Цитаты можно было бы множить до бесконечности, но они ничего не добавляют. Глупо было бы пытаться анализировать их, ибо в этом сером водопаде бессмысленных страниц и безмысленных звуков нет ни мысли, ни чувства. Чуть только вглядишься в них повнимательнее, сразу же видишь, что это — чушь, бессвязный бред разорванного сознания, с которым невозможно ни спорить, ни соглашаться. Это и не философия, и не литература, а какая‑то липкая паутина, обволакивающая мозг читателя и лишающая его способности мыслить. Увы, в последние десятилетия эта претенциозная болтовня, этот информационный шум увлек и некоторую часть наших отечественных философов. Взглянув на сочинения, претендующие на звание «философских», каждый, я думаю, обнаружит немало образцов словесной эквилибристики, которая ничего не дает ни уму, ни сердцу читателя.

Может быть, эта мода на нарциссическое пустозвонство в философии — одна из примет нашего времени? Вместо музыки — рев электрогитар и грохот барабанов; вместо художественной литературы — «бестселлеры» в ярких обложках; вместо живописи — испачканные краской штаны «художника»; вместо философии разума и чувства — оглупляющее словоблудие. И пока, увы, не видно никаких границ и пределов этой деградации философской и художественной культуры.
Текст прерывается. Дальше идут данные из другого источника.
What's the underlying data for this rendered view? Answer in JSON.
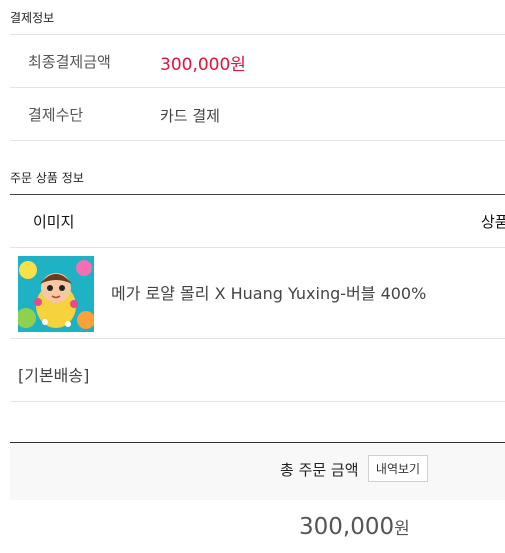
{
  "payment_info": {
    "section_title": "결제정보",
    "final_amount_label": "최종결제금액",
    "final_amount_value": "300,000원",
    "method_label": "결제수단",
    "method_value": "카드 결제"
  },
  "order_products": {
    "section_title": "주문 상품 정보",
    "columns": [
      "이미지",
      "상품"
    ],
    "items": [
      {
        "name": "메가 로얄 몰리 X Huang Yuxing-버블 400%"
      }
    ],
    "shipping_group": "[기본배송]"
  },
  "total": {
    "label": "총 주문 금액",
    "detail_button": "내역보기",
    "amount": "300,000",
    "unit": "원"
  },
  "colors": {
    "accent_red": "#e0143c",
    "divider": "#e3e3e3"
  }
}
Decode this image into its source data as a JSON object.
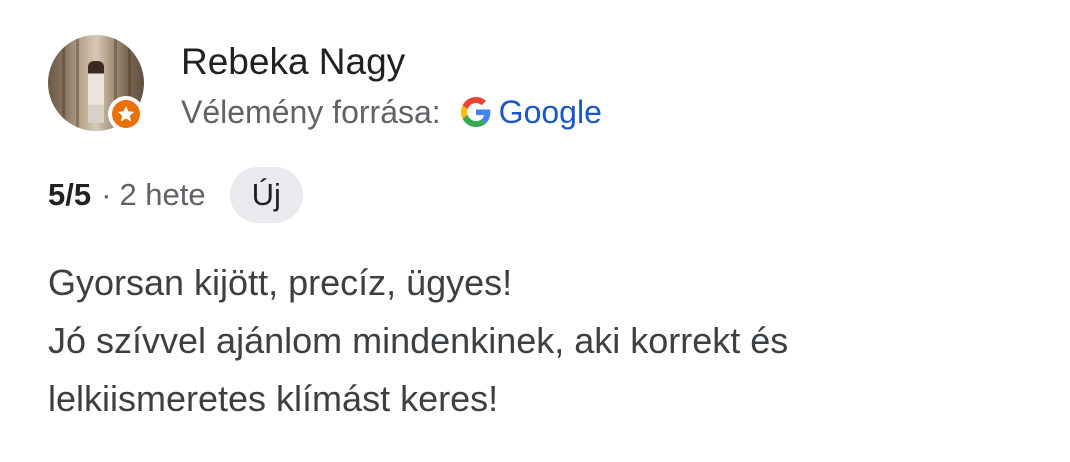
{
  "review": {
    "author": "Rebeka Nagy",
    "source_label": "Vélemény forrása:",
    "source_name": "Google",
    "rating": "5/5",
    "separator": "·",
    "time_ago": "2 hete",
    "new_badge": "Új",
    "text_lines": [
      "Gyorsan kijött, precíz, ügyes!",
      "Jó szívvel ajánlom mindenkinek, aki korrekt és",
      "lelkiismeretes klímást keres!"
    ]
  },
  "icons": {
    "avatar": "user-photo",
    "badge": "local-guide-star-icon",
    "source_logo": "google-g-icon"
  },
  "colors": {
    "link": "#1a57c9",
    "badge": "#e8710a",
    "chip_bg": "#e8eaed"
  }
}
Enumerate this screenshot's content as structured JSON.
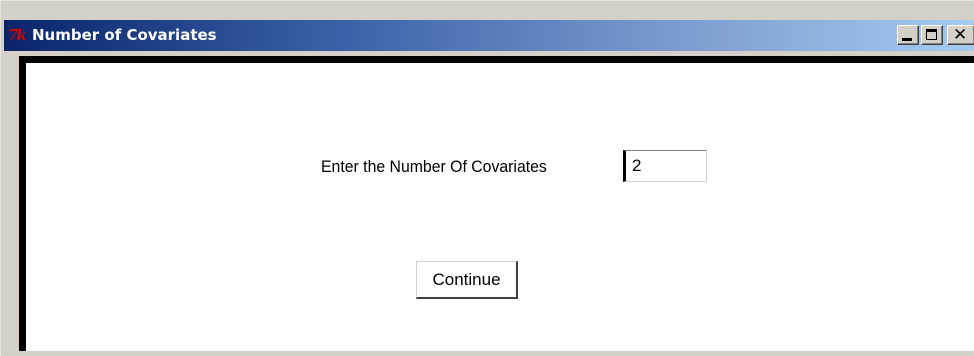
{
  "window": {
    "title": "Number of Covariates",
    "icon": "tk-feather-icon",
    "controls": {
      "minimize": "minimize-icon",
      "maximize": "maximize-icon",
      "close": "close-icon"
    },
    "titlebar_color_start": "#0a246a",
    "titlebar_color_end": "#a6caf0"
  },
  "form": {
    "prompt_label": "Enter the Number Of Covariates",
    "count_value": "2",
    "continue_label": "Continue"
  }
}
В конце 1980‑х гг. японский философ Ф. Фукуяма опубликовал статью «Конец истории?» [16]. Несколько лет спустя появилась книга американского журналиста Дж. Хоргана под аналогичным названием «Конец науки» [17]. Я не удивлюсь, если вскоре в свет выйдет книга под названием «Конец философии». К сожалению, сейчас уже можно привести немало аргументов в обоснование тезиса о том, что философия — как любовь к мудрости, как рациональное и увлеченное размышление над фундаментальными проблемами человеческого бытия — постепенно умирает. Но это уже другая тема.